• May/June Picks – Christopher Chambers

    Date posted: July 1, 2006 Author: jolanta
    Inspired by Carlo McCormick’s curatorial effort at NYU’s Grey Art Gallery, "The Downtown Show: The New York Art Scene 1974 — 1984," or "Downtown is Over" (my words), what follows is an oblique commentary on the subject:

    May/June Picks

    Christopher Chambers

    Ed Evans, Xenobio, 2005. Acrylic on linen, 36 x 26". Acrylic on canvas.

    Ed Evans, Xenobio, 2005. Acrylic on linen, 36 x 26″. Acrylic on canvas.

    Inspired by Carlo McCormick’s curatorial effort at NYU’s Grey Art Gallery, "The Downtown Show: The New York Art Scene 1974 — 1984," or "Downtown is Over" (my words), what follows is an oblique commentary on the subject:

    A friend dying from AIDS in the late 80s said to me, "We were part of something special, don’t you think?"

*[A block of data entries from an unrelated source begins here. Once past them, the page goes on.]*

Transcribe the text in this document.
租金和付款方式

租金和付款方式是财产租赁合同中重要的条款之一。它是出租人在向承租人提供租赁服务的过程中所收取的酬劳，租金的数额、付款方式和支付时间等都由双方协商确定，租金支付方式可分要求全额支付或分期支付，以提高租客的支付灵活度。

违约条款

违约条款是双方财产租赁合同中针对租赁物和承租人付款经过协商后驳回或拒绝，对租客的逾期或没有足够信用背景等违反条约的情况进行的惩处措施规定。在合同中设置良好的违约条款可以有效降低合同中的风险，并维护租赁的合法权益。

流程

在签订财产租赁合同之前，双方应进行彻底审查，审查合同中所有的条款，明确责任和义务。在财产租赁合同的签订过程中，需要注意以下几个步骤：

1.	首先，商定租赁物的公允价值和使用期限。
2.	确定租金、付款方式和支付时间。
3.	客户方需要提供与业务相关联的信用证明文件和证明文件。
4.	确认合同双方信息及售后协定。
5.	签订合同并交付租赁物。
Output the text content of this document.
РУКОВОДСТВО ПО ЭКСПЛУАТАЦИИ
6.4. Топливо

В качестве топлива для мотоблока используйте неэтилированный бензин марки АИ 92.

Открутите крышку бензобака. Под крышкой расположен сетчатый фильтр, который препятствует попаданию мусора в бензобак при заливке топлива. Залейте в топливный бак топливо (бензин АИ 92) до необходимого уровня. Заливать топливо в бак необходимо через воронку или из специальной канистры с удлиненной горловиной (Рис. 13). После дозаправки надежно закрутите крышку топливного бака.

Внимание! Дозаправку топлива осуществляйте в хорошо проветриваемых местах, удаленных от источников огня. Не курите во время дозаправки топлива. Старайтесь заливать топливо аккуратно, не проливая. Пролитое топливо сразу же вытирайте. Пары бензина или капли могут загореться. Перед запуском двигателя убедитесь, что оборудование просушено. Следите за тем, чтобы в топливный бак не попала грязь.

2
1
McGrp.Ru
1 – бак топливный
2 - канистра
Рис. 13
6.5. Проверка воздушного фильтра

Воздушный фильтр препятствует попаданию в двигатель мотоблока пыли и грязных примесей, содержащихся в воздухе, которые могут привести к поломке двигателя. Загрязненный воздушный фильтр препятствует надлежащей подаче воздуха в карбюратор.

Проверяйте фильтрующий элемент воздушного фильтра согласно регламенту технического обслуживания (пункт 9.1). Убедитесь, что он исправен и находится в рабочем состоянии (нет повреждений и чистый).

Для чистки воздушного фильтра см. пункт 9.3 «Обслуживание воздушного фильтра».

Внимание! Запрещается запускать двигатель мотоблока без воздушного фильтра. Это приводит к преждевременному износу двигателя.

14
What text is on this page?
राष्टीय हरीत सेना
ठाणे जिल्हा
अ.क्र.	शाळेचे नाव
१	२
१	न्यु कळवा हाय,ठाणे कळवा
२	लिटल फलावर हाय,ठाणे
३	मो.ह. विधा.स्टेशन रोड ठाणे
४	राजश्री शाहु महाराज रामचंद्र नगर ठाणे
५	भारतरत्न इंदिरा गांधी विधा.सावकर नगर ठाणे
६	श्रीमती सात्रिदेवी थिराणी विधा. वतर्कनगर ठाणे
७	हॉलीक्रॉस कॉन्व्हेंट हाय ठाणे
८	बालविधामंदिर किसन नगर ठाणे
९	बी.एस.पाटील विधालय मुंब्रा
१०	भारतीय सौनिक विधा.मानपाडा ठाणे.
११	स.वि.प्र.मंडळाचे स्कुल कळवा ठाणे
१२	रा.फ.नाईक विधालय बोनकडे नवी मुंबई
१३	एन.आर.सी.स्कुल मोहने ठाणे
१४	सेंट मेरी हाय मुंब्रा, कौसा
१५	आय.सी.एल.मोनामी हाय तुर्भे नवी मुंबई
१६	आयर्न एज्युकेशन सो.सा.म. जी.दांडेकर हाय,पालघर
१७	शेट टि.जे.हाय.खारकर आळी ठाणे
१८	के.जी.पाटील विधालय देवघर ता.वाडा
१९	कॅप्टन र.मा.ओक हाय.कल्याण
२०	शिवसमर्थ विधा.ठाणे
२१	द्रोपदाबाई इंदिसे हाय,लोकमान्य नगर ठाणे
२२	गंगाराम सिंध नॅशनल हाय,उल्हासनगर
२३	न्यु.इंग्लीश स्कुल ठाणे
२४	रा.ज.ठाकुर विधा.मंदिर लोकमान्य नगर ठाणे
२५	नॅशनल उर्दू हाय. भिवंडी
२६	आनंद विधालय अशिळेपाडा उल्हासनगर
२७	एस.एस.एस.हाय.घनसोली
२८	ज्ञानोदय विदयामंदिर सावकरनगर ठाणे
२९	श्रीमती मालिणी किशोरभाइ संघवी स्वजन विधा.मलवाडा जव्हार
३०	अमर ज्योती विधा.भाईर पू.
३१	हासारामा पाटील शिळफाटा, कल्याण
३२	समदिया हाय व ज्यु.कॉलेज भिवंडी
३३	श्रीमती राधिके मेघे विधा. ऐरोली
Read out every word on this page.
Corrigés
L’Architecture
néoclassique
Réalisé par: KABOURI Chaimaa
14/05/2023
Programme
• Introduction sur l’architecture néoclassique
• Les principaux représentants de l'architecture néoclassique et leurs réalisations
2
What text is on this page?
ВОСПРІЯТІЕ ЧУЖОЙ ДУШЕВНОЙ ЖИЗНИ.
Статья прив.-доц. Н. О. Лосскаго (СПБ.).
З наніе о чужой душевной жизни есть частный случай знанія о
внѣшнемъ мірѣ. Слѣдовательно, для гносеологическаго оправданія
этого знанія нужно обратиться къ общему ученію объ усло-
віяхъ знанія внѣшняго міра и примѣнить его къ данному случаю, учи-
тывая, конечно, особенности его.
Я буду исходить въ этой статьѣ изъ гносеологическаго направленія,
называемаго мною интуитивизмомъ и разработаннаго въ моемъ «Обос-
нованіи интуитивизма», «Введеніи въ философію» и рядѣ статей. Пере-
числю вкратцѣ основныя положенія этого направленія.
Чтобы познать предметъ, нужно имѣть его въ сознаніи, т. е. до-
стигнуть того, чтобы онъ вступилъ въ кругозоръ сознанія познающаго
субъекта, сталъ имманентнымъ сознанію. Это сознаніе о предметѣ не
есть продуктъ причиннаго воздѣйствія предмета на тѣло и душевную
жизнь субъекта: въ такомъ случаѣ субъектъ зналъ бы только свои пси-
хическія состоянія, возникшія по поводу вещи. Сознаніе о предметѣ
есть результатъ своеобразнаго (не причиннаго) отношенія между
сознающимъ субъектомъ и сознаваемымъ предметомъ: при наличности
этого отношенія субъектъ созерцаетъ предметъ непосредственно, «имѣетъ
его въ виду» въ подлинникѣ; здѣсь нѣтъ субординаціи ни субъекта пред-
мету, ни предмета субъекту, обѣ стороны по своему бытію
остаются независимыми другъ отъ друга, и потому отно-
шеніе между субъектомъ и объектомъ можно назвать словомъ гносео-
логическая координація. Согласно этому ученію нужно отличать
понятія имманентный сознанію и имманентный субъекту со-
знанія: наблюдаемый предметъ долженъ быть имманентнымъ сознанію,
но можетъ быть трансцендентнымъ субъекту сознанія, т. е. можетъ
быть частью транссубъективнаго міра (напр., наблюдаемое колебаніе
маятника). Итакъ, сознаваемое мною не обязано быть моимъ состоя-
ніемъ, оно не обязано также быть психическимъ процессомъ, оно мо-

    Developers have finally succeeded in getting legendary art critic Edit Deak out of her loft on Wooster Street. Friends are advising her to buy in Jersey City. For you kids too young to know, Edit was one of the masterminds behind the late 70s/early 80s art scene in NYC. Jeffrey Deitch used to call her his guru. Queen art bitch Rene Ricard paraphrased her in print constantly. Several millionaire artists owe(d) their careers to her, and her loft was the site of many, shall we say, interesting evenings. But don’t get me wrong, although Ms. Deak is being forcibly evicted, she is not destitute by a long shot–but that’s not my point: It’s the irony of what is happening to New York amid the current wildcat real estate boom, the likes of which have not been seen since the days of the W.P.A. The very thing that attracts developers and all their money here is the same thing that gets stamped out by their presence. "THE WHOLE BOWERY ROW LIKE THIS AND ALL THE BIG MONEY TRAMPLED UNDER THESE FEET —SAMO."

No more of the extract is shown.